Exploring monuments of trauma in Africa, the Caribbean, and the Black Atlantic

Stephanie Gibson, a doctoral candidate in the history of art, explores in her dissertation how museums and monuments interpret sites with painful histories to help people move past the trauma that occurred there.

Prisoners in Philadelphia’s historic Eastern State Penitentiary spent 23 hours a day alone in their thick-walled cement cells, released for a single hour during which they still had no human contact. Established in 1829, the penitentiary pioneered solitary confinement, a practice that led inmates to experience paranoia, delusions, anxiety attacks, psychotic episodes, and suicidal tendencies—repercussions that went unaddressed for decades as more than 300 prisons worldwide copied the institution’s system of isolation.

Stephanie Gibson
Stephanie Gibson, a doctoral candidate in the history of art. (Image: OMNIA)

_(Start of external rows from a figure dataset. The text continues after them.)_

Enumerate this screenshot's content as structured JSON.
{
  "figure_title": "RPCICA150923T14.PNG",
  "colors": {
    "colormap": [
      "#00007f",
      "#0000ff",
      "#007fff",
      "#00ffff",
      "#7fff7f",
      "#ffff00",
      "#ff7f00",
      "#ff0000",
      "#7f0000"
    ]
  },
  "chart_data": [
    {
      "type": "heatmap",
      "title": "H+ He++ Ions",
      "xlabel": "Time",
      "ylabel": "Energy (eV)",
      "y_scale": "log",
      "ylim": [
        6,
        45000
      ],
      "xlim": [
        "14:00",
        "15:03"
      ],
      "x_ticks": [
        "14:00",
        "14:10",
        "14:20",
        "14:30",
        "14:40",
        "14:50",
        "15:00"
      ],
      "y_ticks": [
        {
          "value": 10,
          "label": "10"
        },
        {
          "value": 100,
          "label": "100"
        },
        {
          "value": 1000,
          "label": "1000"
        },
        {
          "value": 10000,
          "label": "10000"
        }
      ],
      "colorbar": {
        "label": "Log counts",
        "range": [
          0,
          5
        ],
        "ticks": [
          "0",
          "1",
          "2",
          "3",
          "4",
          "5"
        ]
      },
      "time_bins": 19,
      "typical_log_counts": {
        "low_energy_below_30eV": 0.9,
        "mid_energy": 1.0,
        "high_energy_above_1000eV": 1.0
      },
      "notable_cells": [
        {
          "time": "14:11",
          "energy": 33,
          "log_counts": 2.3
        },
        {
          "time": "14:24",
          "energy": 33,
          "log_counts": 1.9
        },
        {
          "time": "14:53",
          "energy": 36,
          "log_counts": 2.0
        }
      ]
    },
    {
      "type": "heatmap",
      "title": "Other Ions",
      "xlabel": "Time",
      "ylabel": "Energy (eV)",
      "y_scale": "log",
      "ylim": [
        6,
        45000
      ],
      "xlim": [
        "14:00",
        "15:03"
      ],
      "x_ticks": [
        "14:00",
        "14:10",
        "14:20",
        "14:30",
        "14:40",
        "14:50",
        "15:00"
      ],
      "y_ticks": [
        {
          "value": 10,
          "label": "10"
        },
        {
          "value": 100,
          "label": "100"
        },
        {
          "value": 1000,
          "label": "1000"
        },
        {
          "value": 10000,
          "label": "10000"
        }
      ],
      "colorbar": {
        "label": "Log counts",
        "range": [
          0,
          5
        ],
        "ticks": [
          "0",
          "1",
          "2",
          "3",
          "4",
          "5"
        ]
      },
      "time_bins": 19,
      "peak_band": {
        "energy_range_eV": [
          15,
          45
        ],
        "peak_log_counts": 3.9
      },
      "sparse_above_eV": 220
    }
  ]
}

Now a museum, Eastern State maintains an exhibit condemning mass incarceration and solitary confinement. The site’s conversion is among the case studies Stephanie Gibson, a doctoral candidate in the history of art, will feature in her dissertation about monuments of trauma in Africa, the Caribbean, and the Black Atlantic.

“I’m interested in how museums and commissioners and designers of monuments are interpreting sites with painful histories to help people move past the trauma that occurred there,” says Gibson, who has a bachelor’s degree in art history, criticism, and conservation from Emory University and a master’s degree in art history from Penn, and expects to complete her Ph.D. in spring 2023. “Working through trauma requires a listener. When we give space in our architectural landscape for stories of the oppressed to be told, we as a society are lending our ears to those stories, allowing for catharsis and healing.”

Eastern State’s explicit criticism of its own history exemplifies this phenomenon, Gibson explains. Through multimedia installations and an interactive tour that is sometimes guided by staff who were formerly incarcerated, the museum promotes criminal justice reform and shows visitors they are closer to the prison industrial complex than they might believe.